Алхимия и жизнь. Как люди и материалы меняли друг друга - страница 3
Сон в давние времена
Наши предки спали по-другому. Они не спали дольше. Они не спали лучше. То, как именно они это делали, нам, современным людям, сложно даже определить. До промышленной революции наши предки спали в два приема за ночь[7]. Если бы мы могли заглянуть в прошлое, то увидели бы, что они отправлялись ко сну около девяти-десяти часов вечера и спали три с половиной часа[8]. Затем они спокойно вставали после полуночи и бодрствовали около часа. А когда снова уставали, возвращались в кровать и засыпали еще на три с половиной часа. Эти две порции назывались «первый сон» и «второй сон», и именно так выглядел привычный ночной отдых.
В отличие от современного отношения ко сну, наши предки не тревожились по поводу того, что просыпаются посреди ночи, и не беспокоились, что это нездорово. По сути, они воспринимали это иначе – они наслаждались таким бодрствованием. Они использовали этот перерыв, чтобы писать, читать, шить, молиться, ходить в туалет, есть, убираться или сплетничать с соседями[9] (которые, скорее всего, тоже не спали в предрассветные часы). Как только вся эта компания полуночников чувствовала сонливость, антракт заканчивался, и они отправлялись по кроватям ко второму акту.
Хотя сегодня нас удивляет такой интервальный, или сегментированный, сон, он существовал с давних пор – ему по крайней мере две тысячи лет. Поскольку мало кто помнит эту традицию, лучшие ее доказательства обнаруживаются в старых книгах. Античные тексты[10] вроде «Одиссеи» Гомера (написанной около 750 г. до н. э.) и «Энеиды» Вергилия (19 г. до н. э.) упоминают «первый сон». Упоминается он и во многих классических произведениях[11]: «Дон Кихот» (1605), «Последний из могикан» (1826), «Джейн Эйр» (1847), «Война и мир» (1865), «Посмертные записки Пиквикского клуба» (1836).

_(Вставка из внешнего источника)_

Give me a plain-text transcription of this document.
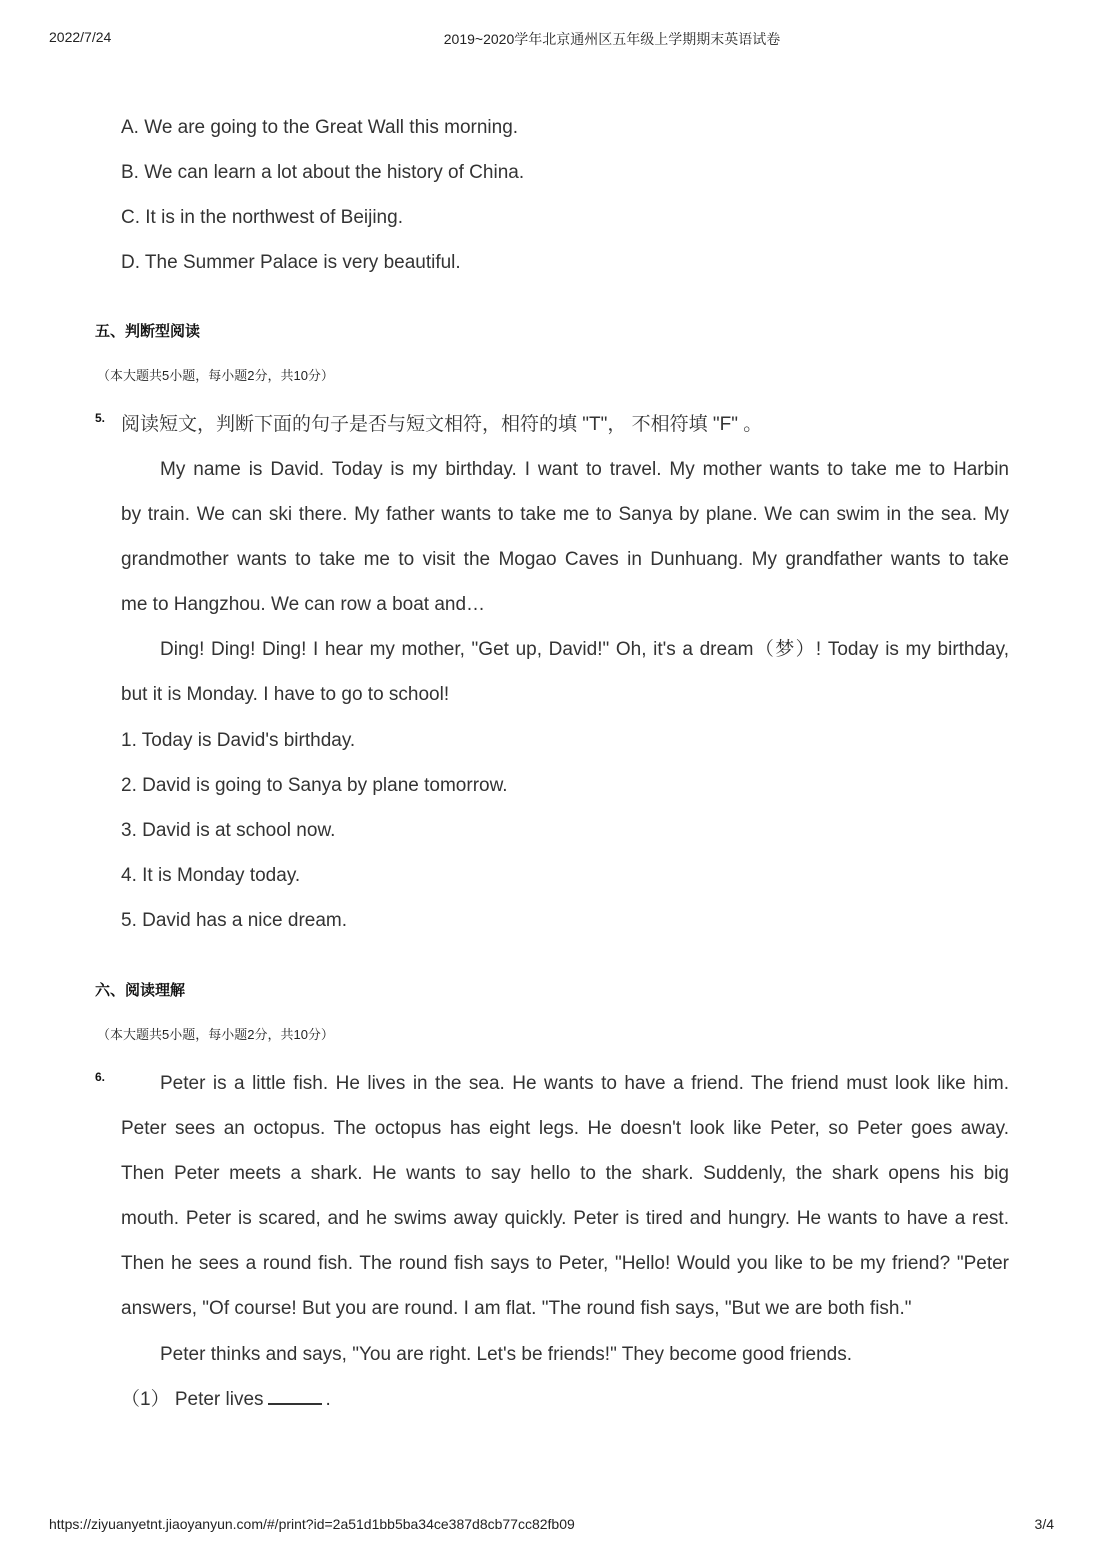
2022/7/24	2019~2020学年北京通州区五年级上学期期末英语试卷
A. We are going to the Great Wall this morning.
B. We can learn a lot about the history of China.
C. It is in the northwest of Beijing.
D. The Summer Palace is very beautiful.
五、判断型阅读
（本大题共5小题，每小题2分，共10分）
5. 阅读短文，判断下面的句子是否与短文相符，相符的填 "T"， 不相符填 "F" 。
My name is David. Today is my birthday. I want to travel. My mother wants to take me to Harbin
by train. We can ski there. My father wants to take me to Sanya by plane. We can swim in the sea. My
grandmother wants to take me to visit the Mogao Caves in Dunhuang. My grandfather wants to take
me to Hangzhou. We can row a boat and…
Ding! Ding! Ding! I hear my mother, "Get up, David!" Oh, it's a dream（梦）! Today is my birthday,
but it is Monday. I have to go to school!
1. Today is David's birthday.
2. David is going to Sanya by plane tomorrow.
3. David is at school now.
4. It is Monday today.
5. David has a nice dream.
六、阅读理解
（本大题共5小题，每小题2分，共10分）
6.	Peter is a little fish. He lives in the sea. He wants to have a friend. The friend must look like him.
Peter sees an octopus. The octopus has eight legs. He doesn't look like Peter, so Peter goes away.
Then Peter meets a shark. He wants to say hello to the shark. Suddenly, the shark opens his big
mouth. Peter is scared, and he swims away quickly. Peter is tired and hungry. He wants to have a rest.
Then he sees a round fish. The round fish says to Peter, "Hello! Would you like to be my friend? "Peter
answers, "Of course! But you are round. I am flat. "The round fish says, "But we are both fish."
Peter thinks and says, "You are right. Let's be friends!" They become good friends.
（1） Peter lives	.
https://ziyuanyetnt.jiaoyanyun.com/#/print?id=2a51d1bb5ba34ce387d8cb77cc82fb09	3/4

Более чем в тысяче газет XIX в. тоже встречаются сотни примеров[12] такого рода.
В западной культуре дробный сон был частью повседневной жизни. Но к началу XX в. он исчез. Промышленная революция поменяла характер нашего сна двумя ударами: первый, прямой и ощутимый, был нанесен изобретением искусственного освещения[13]; второй, менее очевидный, связан с культурой, а именно со стремлением к пунктуальности, появившимся вместе с часами. Искусственные источники света раздвинули темноту и удлинили день. Но, помимо этого, мы стали одержимы временем, идеей все делать вовремя и стремлением не терять времени. Собственно, было только вопросом времени, когда же эта одержимость скажется на нашем сне.
Когда в XVII в. в Северную Америку прибыли пуритане, они привезли с собой много всего – в том числе ощущение времени и веру в то, что его нужно использовать с умом. Позднее эти религиозные ценности перевоплотились под влиянием капитализма в присказку Бенджамина Франклина «время – деньги». С таким подходом наша культура становилась все более одержимой временем, а наши поступки и взаимодействия все больше диктовались им. Сердцем нашей культуры стала фабрика, а ее пульс определяли часы[14]. Куранты подавали рабочим сигнал: когда начинать, когда заканчивать смену или даже когда ускорить темп. Этот пульс ощущался, впрочем, не только в пределах фабричных стен. Семейная жизнь тоже стала строиться вокруг фабрики. Все события в доме приспосабливались к этому пульсу – утренний подъем, приемы пищи, возвращение домой, отход ко сну и так далее.